Cee and Kasey think that what they know about each other and their world is true. Both are wrong.
***Thanks to NetGalley and Text Publishing for an eARC of this book. The following review is my honest reflection on the text provided.
solid, good read:
Beautifully written and captivating, I thoroughly enjoyed this story. The cross narratives of sisters separated by so many factors heightened the emotions and raised the stakes as they fought to be reunited.
What seems a simple matter of distance between sisters becomes more complex as details are revealed with emotional gut punches over and over again. The world becomes more twisted, utopia crumbles into dystopia, and hope disappears.
Even the writing style of the different perspectives match the storyteller. Cee is descriptive and flowing, her narrative revolves around colours and memories and dreams.
When I dream of her, it’s in vibrant color, unlike the gradients of gray of my monochrome days. But everything is hazy when I wake. The details merge. The colors fade.
The writing is lyrical and strong, reflecting her emotions and surroundings and the task at hand. Kasey, on the other hand, is logical to a fault and the writing feels clipped and insensitive.
"None of us live without consequence. Our personal preferences are not truly personal. One person’s needs will deny another’s. Our privileges can harm ourselves and others."

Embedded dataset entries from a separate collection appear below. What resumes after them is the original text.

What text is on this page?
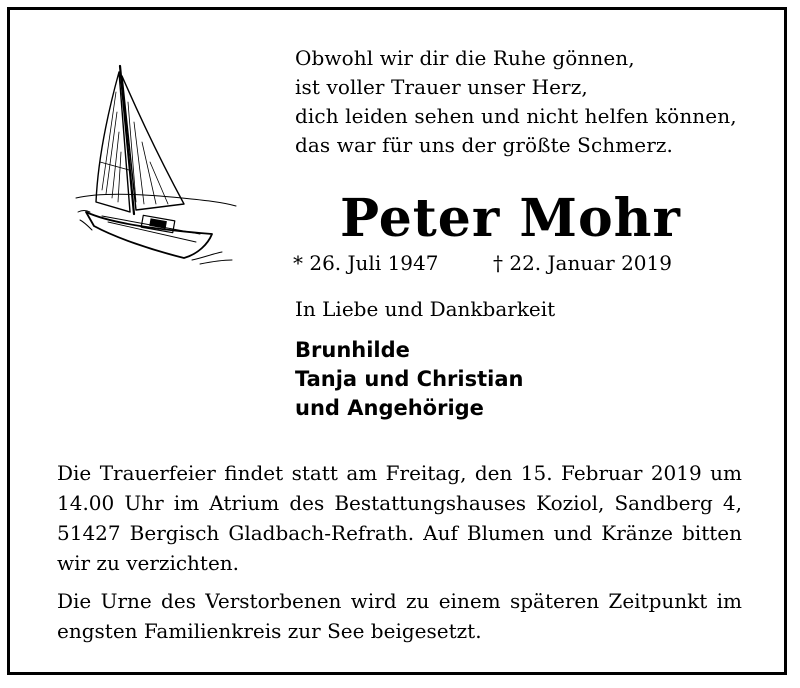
Obwohl wir dir die Ruhe gönnen,
ist voller Trauer unser Herz,
dich leiden sehen und nicht helfen können,
das war für uns der größte Schmerz.
Peter Mohr
* 26. Juli 1947	† 22. Januar 2019
In Liebe und Dankbarkeit
Brunhilde
Tanja und Christian
und Angehörige
Die Trauerfeier findet statt am Freitag, den 15. Februar 2019 um 14.00 Uhr im Atrium des Bestattungshauses Koziol, Sandberg 4, 51427 Bergisch Gladbach-Refrath. Auf Blumen und Kränze bitten wir zu verzichten.
Die Urne des Verstorbenen wird zu einem späteren Zeitpunkt im engsten Familienkreis zur See beigesetzt.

At one point she begins to show signs of weakening and the narrative reflects this but quickly straightens out as she gets a handle on herself and her decision.
The ending ran a little long for me after the final reveal; I kept waiting for something else to happen which made it a little anticlimactic, but in no way ruins the story or my overall enjoyment. I would highly recommend The Ones We’re Meant to Find to any Black Mirror fans – the style is very similar. Everything is not as it first appears in this sure to be incredibly popular sci-fi story.